To authenticate, you'll need a Fireworks AI API key. Learn how to create one in the Fireworks AI documentation.

Whisper

Audio transcription with speaker diarization using Whisper models.

Transcribe Audio

Transcribe audio from a URL with speaker diarization. Returns timestamped segments with speaker labels.

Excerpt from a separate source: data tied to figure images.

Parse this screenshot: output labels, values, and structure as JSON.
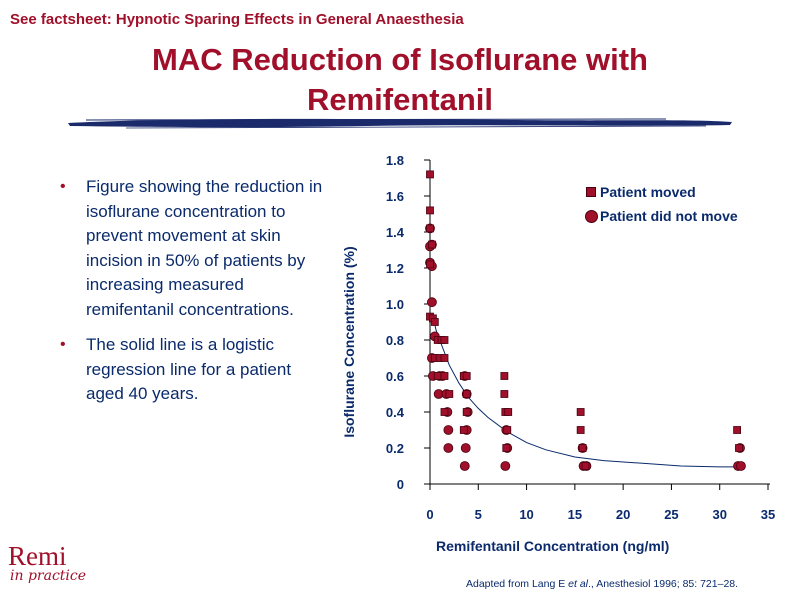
{
  "header": {
    "factsheet_link": "See factsheet: Hypnotic Sparing Effects in General Anaesthesia",
    "title_line1": "MAC Reduction of Isoflurane with",
    "title_line2": "Remifentanil"
  },
  "bullets": [
    {
      "marker": "•",
      "text": "Figure showing the reduction in isoflurane concentration to prevent movement at skin incision in 50% of patients by increasing measured remifentanil concentrations."
    },
    {
      "marker": "•",
      "text": "The solid line is a logistic regression line for a patient aged 40 years."
    }
  ],
  "logo": {
    "name": "Remi",
    "tagline": "in practice"
  },
  "citation": {
    "prefix": "Adapted from Lang E ",
    "etal": "et al",
    "suffix": "., Anesthesiol 1996; 85: 721–28."
  },
  "colors": {
    "marker": "#a0102a",
    "text": "#0a2a6b",
    "title": "#a0102a"
  },
  "chart_data": {
    "type": "scatter",
    "xlabel": "Remifentanil Concentration (ng/ml)",
    "ylabel": "Isoflurane Concentration (%)",
    "xlim": [
      0,
      35
    ],
    "ylim": [
      0,
      1.8
    ],
    "x_ticks": [
      "0",
      "5",
      "10",
      "15",
      "20",
      "25",
      "30",
      "35"
    ],
    "y_ticks": [
      "0",
      "0.2",
      "0.4",
      "0.6",
      "0.8",
      "1.0",
      "1.2",
      "1.4",
      "1.6",
      "1.8"
    ],
    "legend_position": "top-right",
    "series": [
      {
        "name": "Patient moved",
        "marker": "square",
        "points": [
          [
            0,
            1.72
          ],
          [
            0,
            1.52
          ],
          [
            0,
            1.42
          ],
          [
            0.2,
            1.33
          ],
          [
            0,
            1.22
          ],
          [
            0,
            0.93
          ],
          [
            0.3,
            0.92
          ],
          [
            0.5,
            0.9
          ],
          [
            0.8,
            0.8
          ],
          [
            1.2,
            0.8
          ],
          [
            1.5,
            0.8
          ],
          [
            0.5,
            0.7
          ],
          [
            1.0,
            0.7
          ],
          [
            1.5,
            0.7
          ],
          [
            0.8,
            0.6
          ],
          [
            1.5,
            0.6
          ],
          [
            2.0,
            0.5
          ],
          [
            1.5,
            0.4
          ],
          [
            3.5,
            0.6
          ],
          [
            3.8,
            0.6
          ],
          [
            3.8,
            0.5
          ],
          [
            3.8,
            0.4
          ],
          [
            3.5,
            0.3
          ],
          [
            7.7,
            0.6
          ],
          [
            7.7,
            0.5
          ],
          [
            7.8,
            0.4
          ],
          [
            8.1,
            0.4
          ],
          [
            8.0,
            0.3
          ],
          [
            7.9,
            0.2
          ],
          [
            15.6,
            0.4
          ],
          [
            15.6,
            0.3
          ],
          [
            15.8,
            0.2
          ],
          [
            16.1,
            0.1
          ],
          [
            31.8,
            0.3
          ],
          [
            32.0,
            0.2
          ]
        ]
      },
      {
        "name": "Patient did not move",
        "marker": "circle",
        "points": [
          [
            0,
            1.42
          ],
          [
            0.2,
            1.33
          ],
          [
            0,
            1.32
          ],
          [
            0,
            1.23
          ],
          [
            0.2,
            1.21
          ],
          [
            0.2,
            1.01
          ],
          [
            0.5,
            0.82
          ],
          [
            0.2,
            0.7
          ],
          [
            0.3,
            0.6
          ],
          [
            1.0,
            0.6
          ],
          [
            1.3,
            0.6
          ],
          [
            0.9,
            0.5
          ],
          [
            1.7,
            0.5
          ],
          [
            1.8,
            0.4
          ],
          [
            1.9,
            0.3
          ],
          [
            1.9,
            0.2
          ],
          [
            3.6,
            0.6
          ],
          [
            3.8,
            0.5
          ],
          [
            3.9,
            0.4
          ],
          [
            3.8,
            0.3
          ],
          [
            3.7,
            0.2
          ],
          [
            3.6,
            0.1
          ],
          [
            7.9,
            0.3
          ],
          [
            8.0,
            0.2
          ],
          [
            7.8,
            0.1
          ],
          [
            15.8,
            0.2
          ],
          [
            16.2,
            0.1
          ],
          [
            15.9,
            0.1
          ],
          [
            32.1,
            0.2
          ],
          [
            31.9,
            0.1
          ],
          [
            32.2,
            0.1
          ]
        ]
      }
    ],
    "regression_line": {
      "description": "logistic regression line",
      "points": [
        [
          0.3,
          0.94
        ],
        [
          0.6,
          0.86
        ],
        [
          1,
          0.8
        ],
        [
          1.5,
          0.73
        ],
        [
          2,
          0.66
        ],
        [
          3,
          0.56
        ],
        [
          4,
          0.48
        ],
        [
          5,
          0.42
        ],
        [
          6,
          0.37
        ],
        [
          8,
          0.29
        ],
        [
          10,
          0.23
        ],
        [
          12,
          0.19
        ],
        [
          15,
          0.15
        ],
        [
          18,
          0.13
        ],
        [
          22,
          0.115
        ],
        [
          26,
          0.1
        ],
        [
          30,
          0.095
        ],
        [
          32,
          0.095
        ]
      ]
    }
  }
}
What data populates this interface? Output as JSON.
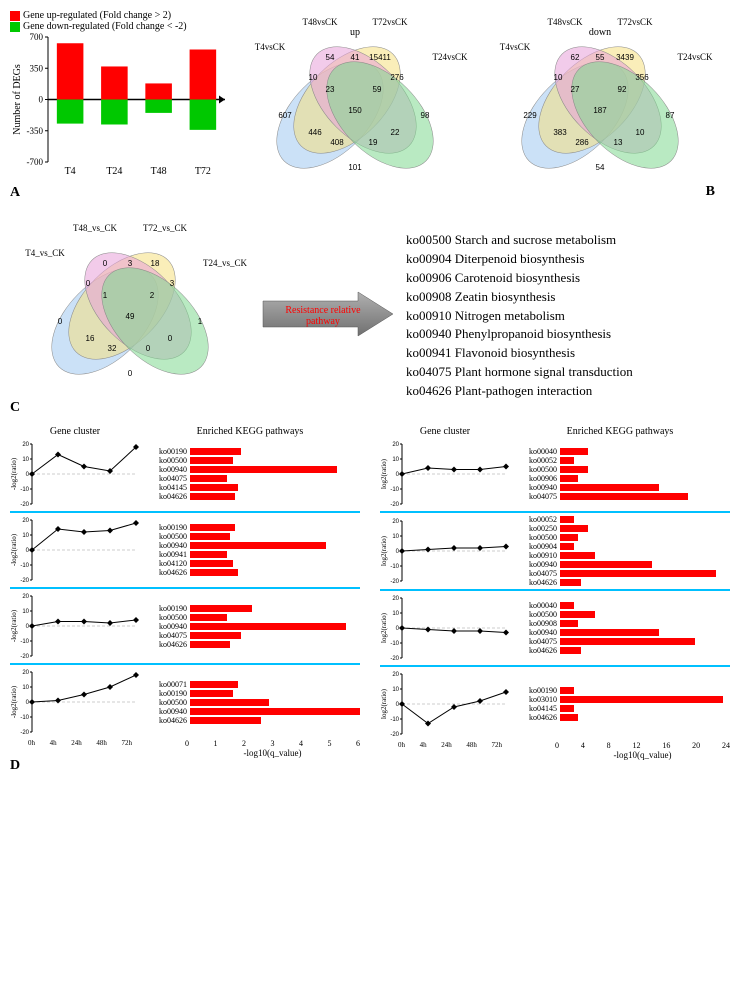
{
  "colors": {
    "red": "#ff0000",
    "green": "#00c800",
    "venn_blue": "#a0c8f0",
    "venn_yellow": "#f5e080",
    "venn_pink": "#e8a0d8",
    "venn_green": "#80d890",
    "arrow_grey": "#909090",
    "divider": "#00c0ff"
  },
  "panelA": {
    "legend_up": "Gene up-regulated (Fold change > 2)",
    "legend_down": "Gene down-regulated (Fold change < -2)",
    "ylabel": "Number of DEGs",
    "ylim": [
      -700,
      700
    ],
    "yticks": [
      -700,
      -350,
      0,
      350,
      700
    ],
    "categories": [
      "T4",
      "T24",
      "T48",
      "T72"
    ],
    "up_values": [
      630,
      370,
      180,
      560
    ],
    "down_values": [
      -270,
      -280,
      -150,
      -340
    ]
  },
  "panelB": {
    "up": {
      "title": "up",
      "labels": [
        "T4vsCK",
        "T48vsCK",
        "T72vsCK",
        "T24vsCK"
      ],
      "regions": {
        "a": 607,
        "b": 54,
        "c": 15411,
        "d": 98,
        "ab": 10,
        "bc": 41,
        "cd": 276,
        "ad": 101,
        "ac": 446,
        "bd": 22,
        "abc": 23,
        "bcd": 59,
        "acd": 408,
        "abd": 19,
        "abcd": 150
      }
    },
    "down": {
      "title": "down",
      "labels": [
        "T4vsCK",
        "T48vsCK",
        "T72vsCK",
        "T24vsCK"
      ],
      "regions": {
        "a": 229,
        "b": 62,
        "c": 3439,
        "d": 87,
        "ab": 10,
        "bc": 55,
        "cd": 356,
        "ad": 54,
        "ac": 383,
        "bd": 10,
        "abc": 27,
        "bcd": 92,
        "acd": 286,
        "abd": 13,
        "abcd": 187
      }
    }
  },
  "panelC": {
    "labels": [
      "T4_vs_CK",
      "T48_vs_CK",
      "T72_vs_CK",
      "T24_vs_CK"
    ],
    "regions": {
      "a": 0,
      "b": 0,
      "c": 18,
      "d": 1,
      "ab": 0,
      "bc": 3,
      "cd": 3,
      "ad": 0,
      "ac": 16,
      "bd": 0,
      "abc": 1,
      "bcd": 2,
      "acd": 32,
      "abd": 0,
      "abcd": 49
    },
    "arrow_text": "Resistance relative pathway",
    "pathways": [
      "ko00500 Starch and sucrose metabolism",
      "ko00904 Diterpenoid biosynthesis",
      "ko00906 Carotenoid biosynthesis",
      "ko00908 Zeatin biosynthesis",
      "ko00910 Nitrogen metabolism",
      "ko00940 Phenylpropanoid biosynthesis",
      "ko00941 Flavonoid biosynthesis",
      "ko04075 Plant hormone signal transduction",
      "ko04626 Plant-pathogen interaction"
    ]
  },
  "panelD": {
    "header_left": "Gene cluster",
    "header_right": "Enriched KEGG pathways",
    "ylabel": "log2(ratio)",
    "ylabel_neg": "-log2(ratio)",
    "ylim": [
      -20,
      20
    ],
    "yticks": [
      -20,
      -10,
      0,
      10,
      20
    ],
    "xticks": [
      "0h",
      "4h",
      "24h",
      "48h",
      "72h"
    ],
    "xlabel": "-log10(q_value)",
    "left_xmax": 6,
    "right_xmax": 24,
    "left_rows": [
      {
        "line": [
          0,
          13,
          5,
          2,
          18
        ],
        "bars": [
          {
            "k": "ko00190",
            "v": 1.8
          },
          {
            "k": "ko00500",
            "v": 1.5
          },
          {
            "k": "ko00940",
            "v": 5.2
          },
          {
            "k": "ko04075",
            "v": 1.3
          },
          {
            "k": "ko04145",
            "v": 1.7
          },
          {
            "k": "ko04626",
            "v": 1.6
          }
        ]
      },
      {
        "line": [
          0,
          14,
          12,
          13,
          18
        ],
        "bars": [
          {
            "k": "ko00190",
            "v": 1.6
          },
          {
            "k": "ko00500",
            "v": 1.4
          },
          {
            "k": "ko00940",
            "v": 4.8
          },
          {
            "k": "ko00941",
            "v": 1.3
          },
          {
            "k": "ko04120",
            "v": 1.5
          },
          {
            "k": "ko04626",
            "v": 1.7
          }
        ]
      },
      {
        "line": [
          0,
          3,
          3,
          2,
          4
        ],
        "bars": [
          {
            "k": "ko00190",
            "v": 2.2
          },
          {
            "k": "ko00500",
            "v": 1.3
          },
          {
            "k": "ko00940",
            "v": 5.5
          },
          {
            "k": "ko04075",
            "v": 1.8
          },
          {
            "k": "ko04626",
            "v": 1.4
          }
        ]
      },
      {
        "line": [
          0,
          1,
          5,
          10,
          18
        ],
        "bars": [
          {
            "k": "ko00071",
            "v": 1.7
          },
          {
            "k": "ko00190",
            "v": 1.5
          },
          {
            "k": "ko00500",
            "v": 2.8
          },
          {
            "k": "ko00940",
            "v": 6.0
          },
          {
            "k": "ko04626",
            "v": 2.5
          }
        ]
      }
    ],
    "right_rows": [
      {
        "line": [
          0,
          4,
          3,
          3,
          5
        ],
        "bars": [
          {
            "k": "ko00040",
            "v": 4
          },
          {
            "k": "ko00052",
            "v": 2
          },
          {
            "k": "ko00500",
            "v": 4
          },
          {
            "k": "ko00906",
            "v": 2.5
          },
          {
            "k": "ko00940",
            "v": 14
          },
          {
            "k": "ko04075",
            "v": 18
          }
        ]
      },
      {
        "line": [
          0,
          1,
          2,
          2,
          3
        ],
        "bars": [
          {
            "k": "ko00052",
            "v": 2
          },
          {
            "k": "ko00250",
            "v": 4
          },
          {
            "k": "ko00500",
            "v": 2.5
          },
          {
            "k": "ko00904",
            "v": 2
          },
          {
            "k": "ko00910",
            "v": 5
          },
          {
            "k": "ko00940",
            "v": 13
          },
          {
            "k": "ko04075",
            "v": 22
          },
          {
            "k": "ko04626",
            "v": 3
          }
        ]
      },
      {
        "line": [
          0,
          -1,
          -2,
          -2,
          -3
        ],
        "bars": [
          {
            "k": "ko00040",
            "v": 2
          },
          {
            "k": "ko00500",
            "v": 5
          },
          {
            "k": "ko00908",
            "v": 2.5
          },
          {
            "k": "ko00940",
            "v": 14
          },
          {
            "k": "ko04075",
            "v": 19
          },
          {
            "k": "ko04626",
            "v": 3
          }
        ]
      },
      {
        "line": [
          0,
          -13,
          -2,
          2,
          8
        ],
        "bars": [
          {
            "k": "ko00190",
            "v": 2
          },
          {
            "k": "ko03010",
            "v": 23
          },
          {
            "k": "ko04145",
            "v": 2
          },
          {
            "k": "ko04626",
            "v": 2.5
          }
        ]
      }
    ]
  },
  "labels": {
    "A": "A",
    "B": "B",
    "C": "C",
    "D": "D"
  }
}
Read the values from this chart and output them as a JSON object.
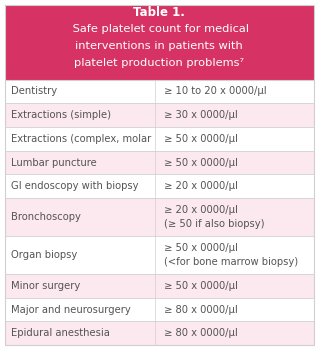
{
  "title_bold": "Table 1.",
  "title_rest": " Safe platelet count for medical\ninterventions in patients with\nplatelet production problems",
  "title_superscript": "7",
  "header_bg": "#d63364",
  "header_text_color": "#ffffff",
  "row_bg_even": "#ffffff",
  "row_bg_odd": "#fce8ef",
  "border_color": "#d0d0d0",
  "text_color": "#555555",
  "fig_bg": "#ffffff",
  "rows": [
    [
      "Dentistry",
      "≥ 10 to 20 x 0000/µl"
    ],
    [
      "Extractions (simple)",
      "≥ 30 x 0000/µl"
    ],
    [
      "Extractions (complex, molar",
      "≥ 50 x 0000/µl"
    ],
    [
      "Lumbar puncture",
      "≥ 50 x 0000/µl"
    ],
    [
      "GI endoscopy with biopsy",
      "≥ 20 x 0000/µl"
    ],
    [
      "Bronchoscopy",
      "≥ 20 x 0000/µl\n(≥ 50 if also biopsy)"
    ],
    [
      "Organ biopsy",
      "≥ 50 x 0000/µl\n(<for bone marrow biopsy)"
    ],
    [
      "Minor surgery",
      "≥ 50 x 0000/µl"
    ],
    [
      "Major and neurosurgery",
      "≥ 80 x 0000/µl"
    ],
    [
      "Epidural anesthesia",
      "≥ 80 x 0000/µl"
    ]
  ],
  "col_split": 0.485,
  "font_size_title": 8.5,
  "font_size_body": 7.2
}
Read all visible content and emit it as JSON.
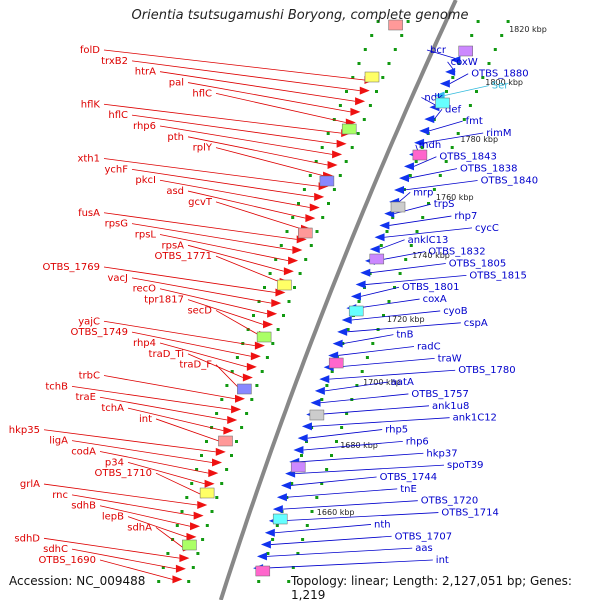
{
  "title": "Orientia tsutsugamushi Boryong, complete genome",
  "footer": {
    "accession": "Accession: NC_009488",
    "summary": "Topology: linear; Length: 2,127,051 bp; Genes: 1,219"
  },
  "colors": {
    "left_label": "#dd0000",
    "right_label": "#0000cc",
    "rna_label": "#33bbdd",
    "backbone": "#888888",
    "tick": "#119911"
  },
  "ruler_ticks": [
    "1820 kbp",
    "1800 kbp",
    "1780 kbp",
    "1760 kbp",
    "1740 kbp",
    "1720 kbp",
    "1700 kbp",
    "1680 kbp",
    "1660 kbp"
  ],
  "left_labels": [
    "folD",
    "trxB2",
    "htrA",
    "pal",
    "hflC",
    "hflK",
    "hflC",
    "rhp6",
    "pth",
    "rplY",
    "xth1",
    "ychF",
    "pkcI",
    "asd",
    "gcvT",
    "fusA",
    "rpsG",
    "rpsL",
    "rpsA",
    "OTBS_1771",
    "OTBS_1769",
    "vacJ",
    "recO",
    "tpr1817",
    "secD",
    "yajC",
    "OTBS_1749",
    "rhp4",
    "traD_Ti",
    "traD_F",
    "trbC",
    "tchB",
    "traE",
    "tchA",
    "int",
    "hkp35",
    "ligA",
    "codA",
    "p34",
    "OTBS_1710",
    "grlA",
    "rnc",
    "sdhB",
    "lepB",
    "sdhA",
    "sdhD",
    "sdhC",
    "OTBS_1690"
  ],
  "right_labels": [
    "bcr",
    "coxW",
    "OTBS_1880",
    "Ser",
    "ndk",
    "def",
    "fmt",
    "rimM",
    "mdh",
    "OTBS_1843",
    "OTBS_1838",
    "OTBS_1840",
    "mrp",
    "trpS",
    "rhp7",
    "cycC",
    "anklC13",
    "OTBS_1832",
    "OTBS_1805",
    "OTBS_1815",
    "OTBS_1801",
    "coxA",
    "cyoB",
    "cspA",
    "tnB",
    "radC",
    "traW",
    "OTBS_1780",
    "aatA",
    "OTBS_1757",
    "ank1u8",
    "ank1C12",
    "rhp5",
    "rhp6",
    "hkp37",
    "spoT39",
    "OTBS_1744",
    "tnE",
    "OTBS_1720",
    "OTBS_1714",
    "nth",
    "OTBS_1707",
    "aas",
    "int"
  ]
}
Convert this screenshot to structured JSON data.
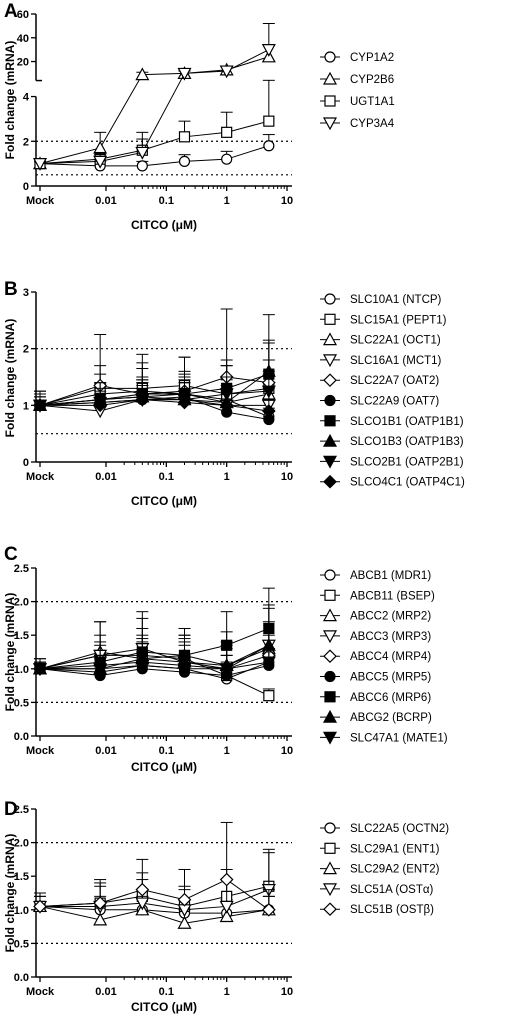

Operation Type: Query (Read)

Parameters:

audioUrl string (required): URL to the audio file to transcribe (max 1GB)
language string (nullable): Target language for transcription (ISO-639-1 format, e.g., "en", "es"). If not provided, language will be auto-detected.
prompt string (nullable): Optional prompt to guide transcription style. E.g., "Um, here's, uh, what was recorded." to include filler words.
model string (nullable): Model to use. Options: "whisper-v3-turbo" (default) for fast processing, "whisper-v3" for best quality.
minSpeakers number (nullable): Minimum number of speakers to detect for diarization
maxSpeakers number (nullable): Maximum number of speakers to detect for diarization

Returns:

segments array of objects: Array of transcribed segments with speaker diarization
- id number: Segment ID
- start number: Start timestamp in seconds
- end number: End timestamp in seconds
- text string: Transcribed text for this segment
- speakerId string (nullable): Speaker identifier (e.g., "SPEAKER_00", "SPEAKER_01")
text string (nullable): Full transcribed text
duration number (nullable): Duration of the audio in seconds
language string (nullable): Detected language of the audio

Example Usage:

{
  "audioUrl": "https://example.com/audio/meeting-recording.mp3",
  "language": "en",
  "model": "whisper-v3",
  "minSpeakers": 2,
  "maxSpeakers": 5
}

Common Use Cases

Meeting Transcription:

Transcribe recorded meetings with speaker identification
Generate meeting notes with timestamps and speaker labels
Create searchable archives of recorded conversations

Content Creation:

Transcribe podcasts and video content for accessibility
Generate subtitles with accurate speaker attribution
Convert audio interviews into written content

Analysis & Research:

Transcribe customer calls for quality analysis
Process research interviews with speaker segmentation
Analyze multi-speaker audio content for insights